I’m still boggled by the fact that Scientology is actually considered a genuine “religion”. I mean, read this and tell me if that’s the sort of thing sane people base their lives on:
According to experts and the church’s own literature, OT-VII (”OT” stands for Operating Thetan, “thetan” being the Scientology term for soul) is the penultimate tier in the church’s spiritual hierarchy — the exact details of which are fiercely guarded and forbidden to be discussed even among top members. It is where a Scientologist learns how to become free of the mortal confines of the body and is let into the last of the mysteries of the cosmology developed by the church’s longtime leader, science fiction novelist and “Dianetics” author L. Ron Hubbard. This cosmology also famously holds that humans bear the noxious traces of an annihilated alien civilization that was brought to Earth by an intergalactic warlord millions of years ago.
That’s Heaven’s Gate material, if you ask me. Not the foundation of a culturally powerful religion. At least Germany still agrees:
Germany refuses to recognise Scientology as a legitimate church, claiming it is a fake religion based on making money from its followers.
While you’re in the mood, check out CultNews.com for more (from an obviously biased source). If you really want to dig into Scientology, be sure not to miss Operation Clambake. Wow.





They just opened “The Los Feliz Mission” Church of Scientology about a block and a half from my house, Creepy. I think it’s time the Masons step up and we can see who’s tougher. There is only room for one unnerving secret group if you ask me.

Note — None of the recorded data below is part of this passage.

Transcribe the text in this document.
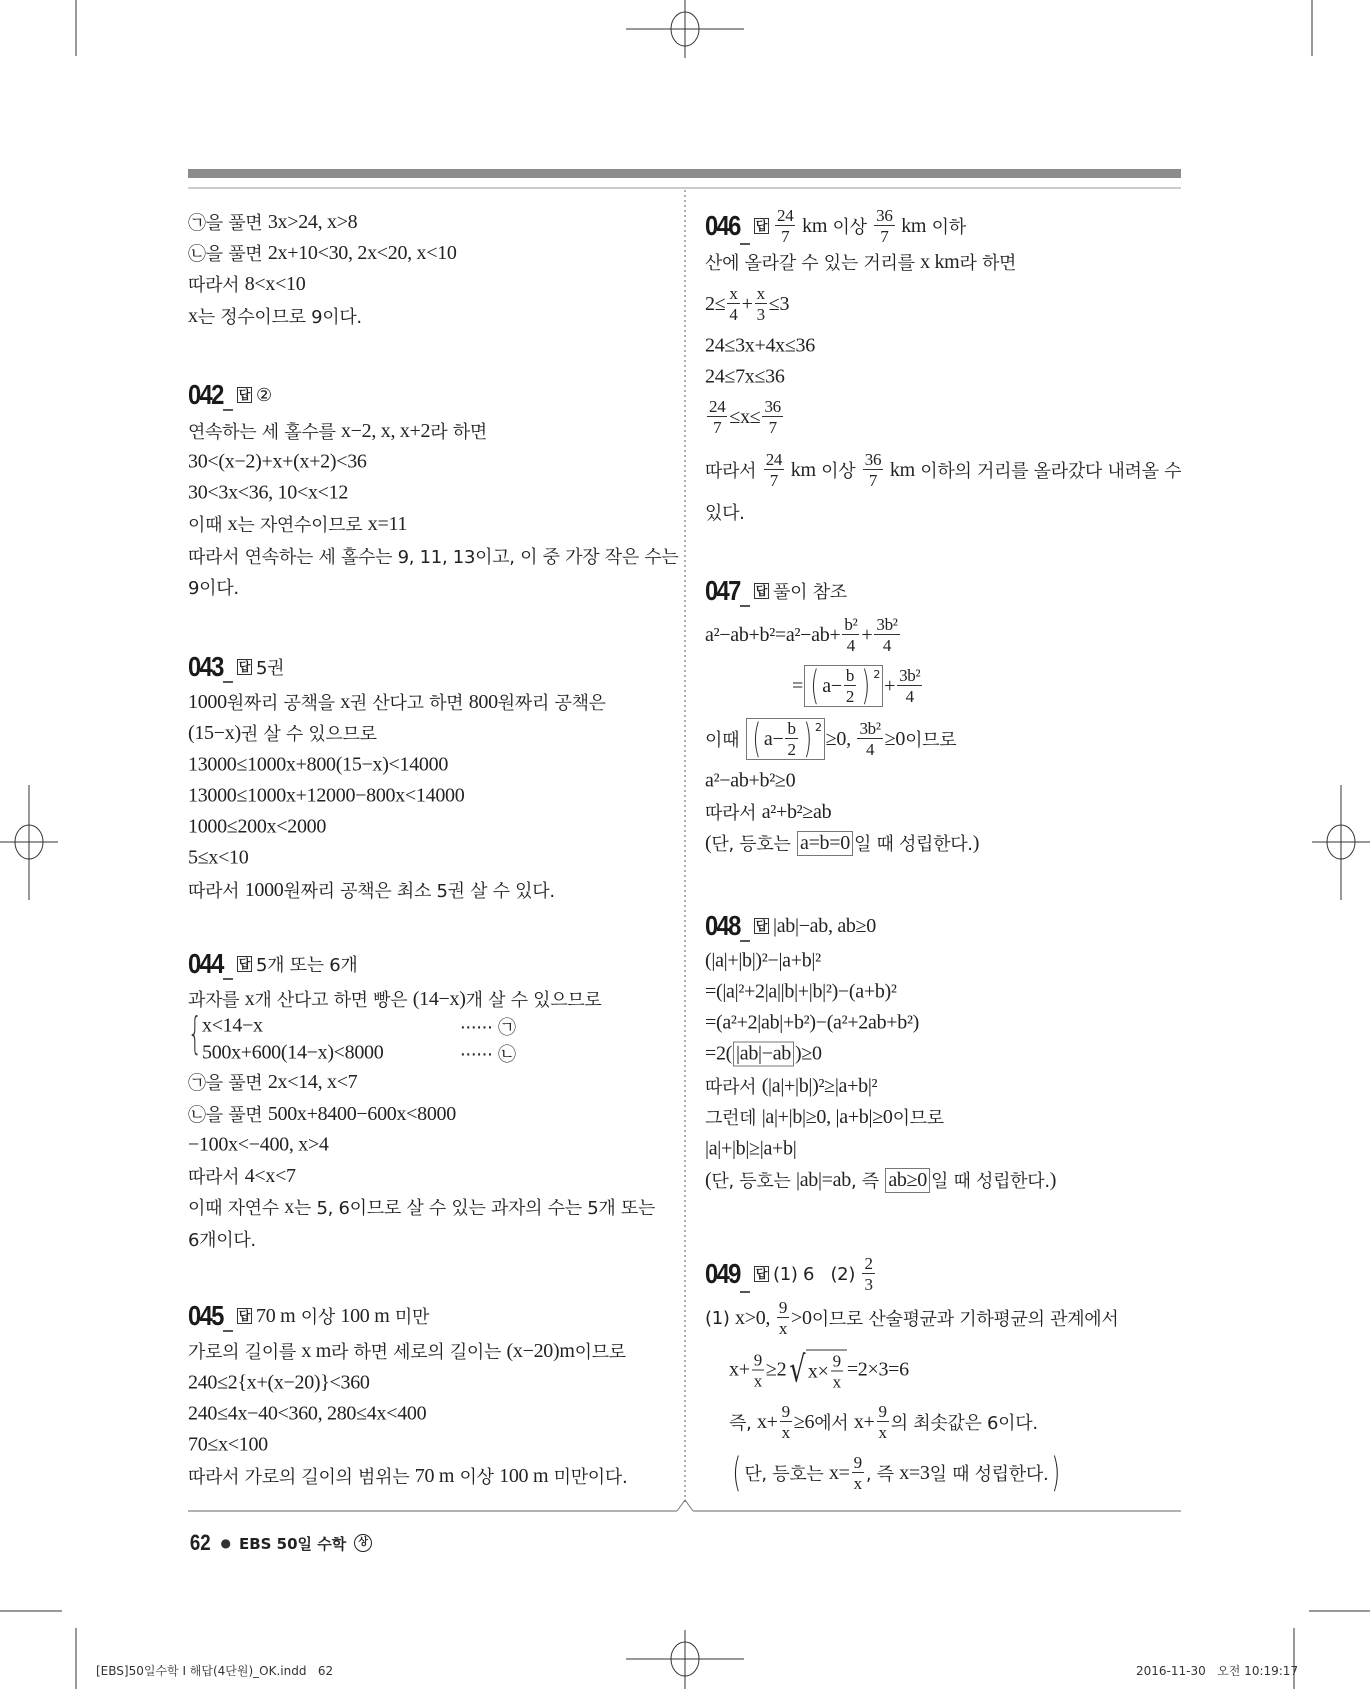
㉠을 풀면 3x>24, x>8
㉡을 풀면 2x+10<30, 2x<20, x<10
따라서 8<x<10
x 는 정수이므로 9이다.
042 답 ②
연속하는 세 홀수를 x−2, x, x+2 라 하면
30<(x−2)+x+(x+2)<36
30<3x<36, 10<x<12
이때 x 는 자연수이므로 x=11
따라서 연속하는 세 홀수는 9, 11, 13이고, 이 중 가장 작은 수는
9이다.
043 답 5권
1000 원짜리 공책을 x 권 산다고 하면 800 원짜리 공책은
(15−x) 권 살 수 있으므로
13000≤1000x+800(15−x)<14000
13000≤1000x+12000−800x<14000
1000≤200x<2000
5≤x<10
따라서 1000 원짜리 공책은 최소 5권 살 수 있다.
044 답 5개 또는 6개
과자를 x 개 산다고 하면 빵은 (14−x) 개 살 수 있으므로
x<14−x	······ ㉠
500x+600(14−x)<8000	······ ㉡
㉠을 풀면 2x<14, x<7
㉡을 풀면 500x+8400−600x<8000
−100x<−400, x>4
따라서 4<x<7
이때 자연수 x 는 5, 6이므로 살 수 있는 과자의 수는 5개 또는
6개이다.
045 답 70 m 이상 100 m 미만
가로의 길이를 x m 라 하면 세로의 길이는 (x−20)m 이므로
240≤2{x+(x−20)}<360
240≤4x−40<360, 280≤4x<400
70≤x<100
따라서 가로의 길이의 범위는 70 m 이상 100 m 미만이다.
046 답 $\frac{24}{7}$ km 이상 $\frac{36}{7}$ km 이하
산에 올라갈 수 있는 거리를 x km 라 하면
$2\le \frac{x}{4} + \frac{x}{3} \le 3$
24≤3x+4x≤36
24≤7x≤36
$\frac{24}{7} \le x\le \frac{36}{7}$
따라서 $\frac{24}{7}$ km 이상 $\frac{36}{7}$ km 이하의 거리를 올라갔다 내려올 수
있다.
047 답 풀이 참조
$a^2-ab+b^2=a^2-ab+ \frac{\text{b²}}{4} + \frac{\text{3b²}}{4}$
= ( $a- \frac{b}{2}$ ) $^2 + \frac{\text{3b²}}{4}$
이때 ( $a- \frac{b}{2}$ ) $^2$ ≥0, $\frac{\text{3b²}}{4} \ge 0$ 이므로
a²−ab+b²≥0
따라서 a²+b²≥ab
( 단, 등호는 a=b=0 일 때 성립한다. )
048 답 |ab|−ab, ab≥0
(|a|+|b|)²−|a+b|²
=(|a|²+2|a||b|+|b|²)−(a+b)²
=(a²+2|ab|+b²)−(a²+2ab+b²)
=2( |ab|−ab )≥0
따라서 (|a|+|b|)²≥|a+b|²
그런데 |a|+|b|≥0, |a+b|≥0 이므로
|a|+|b|≥|a+b|
( 단, 등호는 |ab|=ab , 즉 ab≥0 일 때 성립한다. )
049 답 (1) 6   $(2) \frac{2}{3}$
(1) x>0, $\frac{9}{x} >0$ 이므로 산술평균과 기하평균의 관계에서
$x+ \frac{9}{x} \ge 2$ √ $x\times \frac{9}{x} =2\times 3=6$
즉, $x+ \frac{9}{x} \ge 6$ 에서 $x+ \frac{9}{x}$ 의 최솟값은 6이다.
( 단, 등호는 $x= \frac{9}{x}$ , 즉 x=3 일 때 성립한다. )
{
62 ● EBS 50일 수학	상
[EBS]50일수학 I 해답(4단원)_OK.indd   62	2016-11-30   오전 10:19:17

P.S. For the record, my money is on the Masons.
I don’t know.
The thetans have the Masons seriously outranked in terms of balls-out crazy.
The Masons are good at the plotting and power-mongering, but pure, level insanity may be enough to give Cruise and Travolta the edge.
http://www.rotten.com/library/bio/religion/cult/l-ron-hubbard/
http://www.rotten.com/library/religion/scientology/
Not to mention that Masony wasn’t developed by a crappy pulp science fiction author who wrote at a 4th-grade level. TANSTAAFL!
My very first exposure with the thetans was when I first moved to Boston. I was walking on Newbury and a pretty girl asked if I’d like to take a “personality test”. I was new to the city and more than a little lonely, so I said sure.
It’s really impressive how adept they are at manipulating people. They totally keyed in on my “left all my friends behind, living in a new city” sadness.
The thing is, anytime people start exploiting my weeknesses, I can recognize that for what it is. I ended up getting reasonably pissed and excusing myself (probably a lot like Scarlet Johansson).
Then I had a similar experience on Comm Ave with a gorgeous young woman with extraordinary amber eyes. I took some zine-like literature from her, and it turned out she was with a bonafied “cult”…
Nuff said, I suppose.
cult chicks can be really hot… they can make you do crazy things. esp. if you are adam sandler.